Just to do a bit of timing planning on this, @albertisfu, this is the next issue for @ERosendo on this backlog and he'll need your help. He can jump ahead to the next thing if you're busy, but please find time this week to work on this together however is best for you guys.

albertisfu commented 1 year ago

Sure! I've already met with @ERosendo and we talked about this issue. We agree that the API request for iquery.pl pages might look like the ones for Dockets. But we might need to add a new upload_type in order to differentiate them.

Maybe it might be called: IQUERY_PAGE = 12

@mlissner does this new upload_type seem good to you?

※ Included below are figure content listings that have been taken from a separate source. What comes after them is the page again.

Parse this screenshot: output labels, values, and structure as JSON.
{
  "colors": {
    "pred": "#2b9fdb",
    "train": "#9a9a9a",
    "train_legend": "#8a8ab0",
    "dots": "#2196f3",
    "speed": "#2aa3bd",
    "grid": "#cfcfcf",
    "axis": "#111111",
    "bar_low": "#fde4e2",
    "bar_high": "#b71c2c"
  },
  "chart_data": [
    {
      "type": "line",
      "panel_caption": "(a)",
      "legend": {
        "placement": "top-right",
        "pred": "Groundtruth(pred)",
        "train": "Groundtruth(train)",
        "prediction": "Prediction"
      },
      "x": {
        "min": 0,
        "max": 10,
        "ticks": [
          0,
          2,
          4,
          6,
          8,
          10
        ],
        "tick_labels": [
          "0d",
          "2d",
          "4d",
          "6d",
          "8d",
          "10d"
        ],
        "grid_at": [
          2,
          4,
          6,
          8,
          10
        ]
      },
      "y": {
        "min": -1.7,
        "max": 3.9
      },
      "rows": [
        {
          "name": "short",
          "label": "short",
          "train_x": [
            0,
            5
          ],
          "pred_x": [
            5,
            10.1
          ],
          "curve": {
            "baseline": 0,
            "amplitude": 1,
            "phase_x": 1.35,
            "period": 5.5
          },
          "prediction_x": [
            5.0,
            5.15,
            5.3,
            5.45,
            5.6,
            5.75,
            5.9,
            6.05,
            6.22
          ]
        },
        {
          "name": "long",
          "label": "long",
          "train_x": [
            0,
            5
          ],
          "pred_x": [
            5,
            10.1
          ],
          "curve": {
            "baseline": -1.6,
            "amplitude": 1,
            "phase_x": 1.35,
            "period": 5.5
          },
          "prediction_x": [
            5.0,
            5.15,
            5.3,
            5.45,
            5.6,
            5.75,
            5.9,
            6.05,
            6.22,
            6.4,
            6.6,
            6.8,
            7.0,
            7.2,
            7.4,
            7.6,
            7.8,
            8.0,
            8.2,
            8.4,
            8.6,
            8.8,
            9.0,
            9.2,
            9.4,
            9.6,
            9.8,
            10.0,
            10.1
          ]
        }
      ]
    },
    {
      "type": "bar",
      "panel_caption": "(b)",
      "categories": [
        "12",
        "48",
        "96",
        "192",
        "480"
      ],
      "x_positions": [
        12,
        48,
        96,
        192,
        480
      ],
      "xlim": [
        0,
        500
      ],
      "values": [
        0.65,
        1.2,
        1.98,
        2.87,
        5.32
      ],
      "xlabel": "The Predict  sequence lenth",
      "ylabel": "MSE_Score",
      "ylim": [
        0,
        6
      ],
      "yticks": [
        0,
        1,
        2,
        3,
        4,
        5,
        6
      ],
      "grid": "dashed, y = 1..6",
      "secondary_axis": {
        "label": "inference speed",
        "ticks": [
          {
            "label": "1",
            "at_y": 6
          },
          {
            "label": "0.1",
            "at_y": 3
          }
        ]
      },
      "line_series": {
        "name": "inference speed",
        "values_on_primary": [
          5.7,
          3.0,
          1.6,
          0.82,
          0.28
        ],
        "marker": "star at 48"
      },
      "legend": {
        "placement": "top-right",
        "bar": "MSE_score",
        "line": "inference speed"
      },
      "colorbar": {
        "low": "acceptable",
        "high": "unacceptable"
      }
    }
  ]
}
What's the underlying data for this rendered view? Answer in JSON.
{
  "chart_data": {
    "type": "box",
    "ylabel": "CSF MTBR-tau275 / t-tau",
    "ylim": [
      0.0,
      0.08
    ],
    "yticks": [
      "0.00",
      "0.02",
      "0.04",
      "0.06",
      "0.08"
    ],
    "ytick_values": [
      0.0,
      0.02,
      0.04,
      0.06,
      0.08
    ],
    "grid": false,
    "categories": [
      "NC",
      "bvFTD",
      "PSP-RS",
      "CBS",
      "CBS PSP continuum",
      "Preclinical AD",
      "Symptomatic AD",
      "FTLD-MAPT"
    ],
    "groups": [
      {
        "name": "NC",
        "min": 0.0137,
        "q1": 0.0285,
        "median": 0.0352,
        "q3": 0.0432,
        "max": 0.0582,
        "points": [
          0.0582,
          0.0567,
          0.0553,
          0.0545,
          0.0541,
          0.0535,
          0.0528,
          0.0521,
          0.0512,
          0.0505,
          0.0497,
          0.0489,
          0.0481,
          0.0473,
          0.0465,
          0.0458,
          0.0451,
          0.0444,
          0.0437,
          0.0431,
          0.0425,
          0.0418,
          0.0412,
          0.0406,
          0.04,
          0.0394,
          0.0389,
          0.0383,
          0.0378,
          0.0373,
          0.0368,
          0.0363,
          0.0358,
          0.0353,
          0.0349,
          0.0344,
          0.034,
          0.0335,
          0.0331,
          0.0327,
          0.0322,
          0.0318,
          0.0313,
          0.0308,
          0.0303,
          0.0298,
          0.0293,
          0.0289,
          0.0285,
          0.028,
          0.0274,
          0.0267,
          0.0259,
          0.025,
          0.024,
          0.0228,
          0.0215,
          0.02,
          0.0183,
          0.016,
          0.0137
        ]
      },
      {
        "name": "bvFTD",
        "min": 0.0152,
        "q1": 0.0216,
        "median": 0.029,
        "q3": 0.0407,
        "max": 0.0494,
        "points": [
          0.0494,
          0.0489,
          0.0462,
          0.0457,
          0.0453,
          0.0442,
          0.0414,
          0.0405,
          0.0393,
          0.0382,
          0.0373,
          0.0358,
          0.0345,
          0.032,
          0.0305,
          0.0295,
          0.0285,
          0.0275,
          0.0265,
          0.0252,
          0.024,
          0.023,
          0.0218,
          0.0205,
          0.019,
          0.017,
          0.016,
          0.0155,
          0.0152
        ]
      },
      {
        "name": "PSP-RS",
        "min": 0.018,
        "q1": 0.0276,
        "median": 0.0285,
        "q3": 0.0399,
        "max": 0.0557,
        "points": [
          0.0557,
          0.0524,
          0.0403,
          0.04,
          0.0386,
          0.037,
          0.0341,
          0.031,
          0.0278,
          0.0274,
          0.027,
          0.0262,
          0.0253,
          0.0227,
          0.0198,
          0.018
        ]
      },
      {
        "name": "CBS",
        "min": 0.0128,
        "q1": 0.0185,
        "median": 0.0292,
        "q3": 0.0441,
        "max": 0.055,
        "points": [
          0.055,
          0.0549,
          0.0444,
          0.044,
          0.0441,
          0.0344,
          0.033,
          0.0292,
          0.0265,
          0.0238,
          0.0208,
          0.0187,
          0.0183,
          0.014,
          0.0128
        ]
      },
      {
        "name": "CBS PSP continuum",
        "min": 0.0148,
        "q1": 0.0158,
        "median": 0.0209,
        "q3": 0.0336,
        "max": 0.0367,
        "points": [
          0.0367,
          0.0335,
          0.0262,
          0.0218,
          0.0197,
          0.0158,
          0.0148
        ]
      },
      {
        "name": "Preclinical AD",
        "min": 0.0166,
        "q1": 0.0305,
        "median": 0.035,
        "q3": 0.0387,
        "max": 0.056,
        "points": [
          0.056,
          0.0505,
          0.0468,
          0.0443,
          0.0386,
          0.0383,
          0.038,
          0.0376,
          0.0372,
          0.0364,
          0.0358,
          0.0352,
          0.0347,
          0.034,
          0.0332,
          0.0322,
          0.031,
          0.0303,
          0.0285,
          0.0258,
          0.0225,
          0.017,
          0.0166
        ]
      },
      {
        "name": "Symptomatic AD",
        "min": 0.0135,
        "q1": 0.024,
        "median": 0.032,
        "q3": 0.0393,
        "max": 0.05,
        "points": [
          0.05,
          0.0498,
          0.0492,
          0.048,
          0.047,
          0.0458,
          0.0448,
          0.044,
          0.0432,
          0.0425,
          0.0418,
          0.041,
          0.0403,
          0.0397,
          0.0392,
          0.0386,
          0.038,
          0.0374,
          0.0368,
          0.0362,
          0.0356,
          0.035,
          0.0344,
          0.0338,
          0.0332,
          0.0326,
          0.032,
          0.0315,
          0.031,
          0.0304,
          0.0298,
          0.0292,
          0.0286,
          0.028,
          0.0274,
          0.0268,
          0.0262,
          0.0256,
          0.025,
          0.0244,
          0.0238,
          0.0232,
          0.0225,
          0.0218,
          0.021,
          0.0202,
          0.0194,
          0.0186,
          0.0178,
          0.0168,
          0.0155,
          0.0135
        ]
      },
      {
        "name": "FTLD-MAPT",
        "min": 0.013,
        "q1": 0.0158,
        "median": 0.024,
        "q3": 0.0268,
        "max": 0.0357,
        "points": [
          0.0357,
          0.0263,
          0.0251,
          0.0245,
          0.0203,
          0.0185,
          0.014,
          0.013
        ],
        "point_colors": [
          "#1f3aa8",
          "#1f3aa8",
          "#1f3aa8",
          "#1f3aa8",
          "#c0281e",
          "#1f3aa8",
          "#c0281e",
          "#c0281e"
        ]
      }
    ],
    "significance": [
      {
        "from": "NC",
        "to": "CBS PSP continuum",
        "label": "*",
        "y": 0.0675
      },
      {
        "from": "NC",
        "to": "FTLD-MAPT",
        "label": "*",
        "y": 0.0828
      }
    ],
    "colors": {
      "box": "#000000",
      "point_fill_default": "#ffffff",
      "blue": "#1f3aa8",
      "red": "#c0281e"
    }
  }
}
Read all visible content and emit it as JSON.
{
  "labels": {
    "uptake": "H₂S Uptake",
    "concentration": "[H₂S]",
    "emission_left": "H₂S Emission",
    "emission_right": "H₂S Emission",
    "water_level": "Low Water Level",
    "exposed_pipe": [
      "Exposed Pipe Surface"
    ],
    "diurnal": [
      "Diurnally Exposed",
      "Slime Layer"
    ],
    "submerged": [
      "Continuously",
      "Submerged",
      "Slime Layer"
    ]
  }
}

So we will accept this new upload type and store it. Then in the next step, I will add support to Juriscraper to parse them and update Dockets using iquery page data.

mlissner commented 1 year ago

Sounds great. There's already a parser and merging code in juriscraper and courtlistener too.

albertisfu commented 1 year ago

Perfect! I'll check them. Thanks!

johnhawkinson commented 1 year ago

We agree that the API request for iquery.pl pages might look like the ones for Dockets. But we might need to add a new upload_type in order to differentiate them.

I have suggested in the past that we should move away from this. There are a lot of pages that the extension and the server don't parse ,and requiring upload types for them gets in the way of incremental progress.

I think we should just upload all the pages the extension is going to upload and let the server sort them out, without requiring new upload types, going forward.

mlissner commented 1 year ago

Someday, maybe, I don't think it really affects progress much though.

mlissner commented 1 year ago

Nice teamwork on this one, everybody. Now onwards to the main event.